Русские в Японии в конце 1853 и в начале 1854 годов | страница 11



В нашем журнале было уже говорено о содержании и достоинствах книги, нами теперь разбираемой36; занимательности рассказа и совершенствам слога уже была отдана надлежащая похвала в "Современнике", - похвала, подкрепленная выписками нескольких лучших страниц произведения. Потому-то мы не намерены повторять подробного разбора статей "Русские в Японии", и если будем приводить из нее выписки, то будем приводить их не как образчик лучших частей рассказа, но как подтверждение прежних наших выводов о г. Гончарове, как туристе. Впрочем, оно едва ли не одно и то же. Такова сила призвания в таланте, так велико очарование строк, в которых автор невольно высказывает нам задушевные стремления своей фантазии.

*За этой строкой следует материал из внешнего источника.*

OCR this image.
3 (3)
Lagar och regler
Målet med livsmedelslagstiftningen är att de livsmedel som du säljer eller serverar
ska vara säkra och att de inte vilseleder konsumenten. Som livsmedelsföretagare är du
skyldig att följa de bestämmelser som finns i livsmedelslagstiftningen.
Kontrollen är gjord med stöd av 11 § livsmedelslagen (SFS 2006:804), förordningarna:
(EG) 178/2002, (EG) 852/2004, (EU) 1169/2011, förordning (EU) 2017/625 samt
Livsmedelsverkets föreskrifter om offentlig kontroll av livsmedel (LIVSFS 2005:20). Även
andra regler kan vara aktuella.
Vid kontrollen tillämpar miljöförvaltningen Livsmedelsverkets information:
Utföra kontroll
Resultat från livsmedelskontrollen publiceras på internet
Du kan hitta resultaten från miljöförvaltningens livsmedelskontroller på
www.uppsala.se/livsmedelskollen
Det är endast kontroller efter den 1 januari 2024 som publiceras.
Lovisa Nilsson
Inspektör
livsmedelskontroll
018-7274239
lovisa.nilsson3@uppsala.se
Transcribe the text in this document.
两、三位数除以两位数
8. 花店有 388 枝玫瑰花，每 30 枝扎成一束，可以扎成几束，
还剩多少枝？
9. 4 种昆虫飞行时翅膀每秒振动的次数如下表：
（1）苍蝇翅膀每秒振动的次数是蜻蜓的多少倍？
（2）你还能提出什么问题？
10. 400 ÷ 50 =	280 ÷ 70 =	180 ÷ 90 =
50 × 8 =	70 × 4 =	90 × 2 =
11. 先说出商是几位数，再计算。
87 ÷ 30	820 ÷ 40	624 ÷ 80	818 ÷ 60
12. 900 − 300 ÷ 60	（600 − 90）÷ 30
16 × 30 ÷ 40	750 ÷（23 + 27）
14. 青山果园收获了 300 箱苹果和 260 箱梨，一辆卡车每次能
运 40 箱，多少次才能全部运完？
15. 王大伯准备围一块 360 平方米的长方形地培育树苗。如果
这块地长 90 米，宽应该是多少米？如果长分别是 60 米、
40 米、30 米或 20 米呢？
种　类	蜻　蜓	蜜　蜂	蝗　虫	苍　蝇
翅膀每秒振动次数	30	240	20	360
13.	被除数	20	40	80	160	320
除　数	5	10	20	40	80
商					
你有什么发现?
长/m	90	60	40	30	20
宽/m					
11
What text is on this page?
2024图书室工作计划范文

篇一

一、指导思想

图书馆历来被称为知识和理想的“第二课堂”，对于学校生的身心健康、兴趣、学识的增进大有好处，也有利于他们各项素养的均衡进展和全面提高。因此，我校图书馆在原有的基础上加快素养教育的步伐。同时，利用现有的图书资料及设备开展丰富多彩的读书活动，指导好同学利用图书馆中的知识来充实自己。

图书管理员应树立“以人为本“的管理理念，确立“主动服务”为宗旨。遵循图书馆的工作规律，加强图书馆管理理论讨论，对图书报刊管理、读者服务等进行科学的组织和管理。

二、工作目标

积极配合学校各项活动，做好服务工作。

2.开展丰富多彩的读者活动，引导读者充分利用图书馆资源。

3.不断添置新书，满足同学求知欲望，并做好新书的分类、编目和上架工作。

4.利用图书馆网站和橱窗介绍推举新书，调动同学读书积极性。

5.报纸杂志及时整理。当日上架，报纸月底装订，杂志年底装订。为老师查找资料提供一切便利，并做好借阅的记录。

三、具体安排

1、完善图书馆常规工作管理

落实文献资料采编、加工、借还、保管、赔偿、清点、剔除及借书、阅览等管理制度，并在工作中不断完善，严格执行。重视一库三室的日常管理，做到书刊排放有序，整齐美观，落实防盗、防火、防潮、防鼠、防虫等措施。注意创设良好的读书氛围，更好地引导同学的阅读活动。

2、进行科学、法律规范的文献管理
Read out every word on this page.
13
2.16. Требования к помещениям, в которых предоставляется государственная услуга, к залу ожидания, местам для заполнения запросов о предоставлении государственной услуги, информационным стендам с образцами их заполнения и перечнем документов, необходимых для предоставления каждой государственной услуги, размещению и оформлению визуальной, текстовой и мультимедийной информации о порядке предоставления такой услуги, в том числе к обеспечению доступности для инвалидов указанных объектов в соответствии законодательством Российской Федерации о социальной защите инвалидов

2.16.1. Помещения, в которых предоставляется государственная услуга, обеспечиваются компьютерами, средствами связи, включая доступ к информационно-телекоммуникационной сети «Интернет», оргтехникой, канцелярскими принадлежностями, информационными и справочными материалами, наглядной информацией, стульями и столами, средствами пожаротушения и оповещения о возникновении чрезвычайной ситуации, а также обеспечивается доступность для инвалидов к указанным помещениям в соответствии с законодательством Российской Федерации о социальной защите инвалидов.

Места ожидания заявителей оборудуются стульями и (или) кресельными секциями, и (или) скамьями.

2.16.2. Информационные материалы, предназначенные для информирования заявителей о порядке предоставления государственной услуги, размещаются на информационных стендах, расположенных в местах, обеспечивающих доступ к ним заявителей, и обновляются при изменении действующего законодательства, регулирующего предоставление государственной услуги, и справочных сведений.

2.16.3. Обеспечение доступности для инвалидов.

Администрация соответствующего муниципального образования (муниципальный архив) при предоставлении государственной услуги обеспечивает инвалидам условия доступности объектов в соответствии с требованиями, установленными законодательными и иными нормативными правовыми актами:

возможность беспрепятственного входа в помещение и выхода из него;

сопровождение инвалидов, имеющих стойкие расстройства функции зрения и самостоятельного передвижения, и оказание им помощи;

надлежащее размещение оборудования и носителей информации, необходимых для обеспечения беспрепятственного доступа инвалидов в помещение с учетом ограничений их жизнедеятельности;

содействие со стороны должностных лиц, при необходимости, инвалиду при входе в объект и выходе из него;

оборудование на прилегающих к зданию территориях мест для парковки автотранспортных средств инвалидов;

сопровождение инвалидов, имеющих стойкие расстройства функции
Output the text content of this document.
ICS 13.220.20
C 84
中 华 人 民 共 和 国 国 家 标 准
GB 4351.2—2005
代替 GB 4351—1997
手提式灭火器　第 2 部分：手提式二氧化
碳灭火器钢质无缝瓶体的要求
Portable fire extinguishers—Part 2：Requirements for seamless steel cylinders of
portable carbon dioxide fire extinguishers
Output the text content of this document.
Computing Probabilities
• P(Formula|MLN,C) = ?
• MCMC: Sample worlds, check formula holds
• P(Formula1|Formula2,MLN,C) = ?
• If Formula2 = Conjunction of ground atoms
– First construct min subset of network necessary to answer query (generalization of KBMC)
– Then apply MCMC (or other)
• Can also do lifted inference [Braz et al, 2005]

Нет сомнения в том, что, например, Рюиздаль37 (мы опять продолжаем старое наше сближение) был способен мастерски написать море в Кастельмаре, или внутренность померанцевой рощи около Сорренто, или даже девственный лес Южной Америки, но проявить одному ему принадлежащий рюиздалевский элемент мог он, только изображая свои родные пейзажи. Так точно и элемент, составляющий отличительную прелесть первых произведений Гончарова, является в его новой книге только на тех страницах, где идут русские картины и русские воспоминания. Причина тому очень ясна, и все обстоятельство только служит честью для авторского таланта. В Японии он гость и зритель, в Петербурге и Обломовке он член одной семьи, истолкователь поэзии. Можно только жалеть о даровитом человеке, неспособном иметь своего тайника вдохновений, быстро прилепляющемся ко всякой новизне и на всю поэзию глядящего глазом космополита. В этом отношении г. Гончаров не грешит нисколько, а мы готовы отдать двадцать лучших его страниц (даже, например, изображение торжественного свидания с нагасакским губернатором) за одну страницу в таком роде.

"Ужасно поет на дворе, ветер стал свежеть, убрали брамсели, а вскоре взяли еще риф у марселей. Как улыбаются мне теперь картины сухопутного путешествия, если б вы знали, особенно по России! Едешь не торопясь, без сроку, по своей надобности, с хорошими спутниками. Качки нет, хотя и тряско, но то не беда. Колокольчик заглушает ветер. В холодную ночь спрячешься в экипаж, утонешь в перины, закроешься одеялом и знать ничего не хочешь. Утром поздно уже, переспав два раза срок, путешественник вдруг освобождает с трудом свою голову из-под спуда подушек, вскакивает с прической a 1'imbecile и дико озирается по сторонам, думая: "Что это за деревья, откуда они взялись и зачем он сам тут?" Очнувшись, шарит около себя, ища картуза, и видит, что в него, вместо головы, угодила нога, или ощупывает его под собой, а иногда и вовсе не находит. Потом пойдут вопросы, далеко ли отъехали, скоро ли приедут на станцию, как называется вон та деревня, что в овраге. Потом станция, чай, легкая утренняя дрожь, теньеровские картины, там опять живая и разнообразная декорация лесов, пашен, дальних сел и деревень, пекущее солнце, оводы, недолгий жар и снова станция, обед, приветливые лица да двугривенные, после сон, наконец знакомый шлагбаум, знакомая улица, знакомый дом, а там она, или он, или оно... Ах, где вы милые, знакомые явления! А здесь что такое? Одной рукой пишу, другой держусь за переборку, бюро лезет на меня, я лезу на стену. До свидания".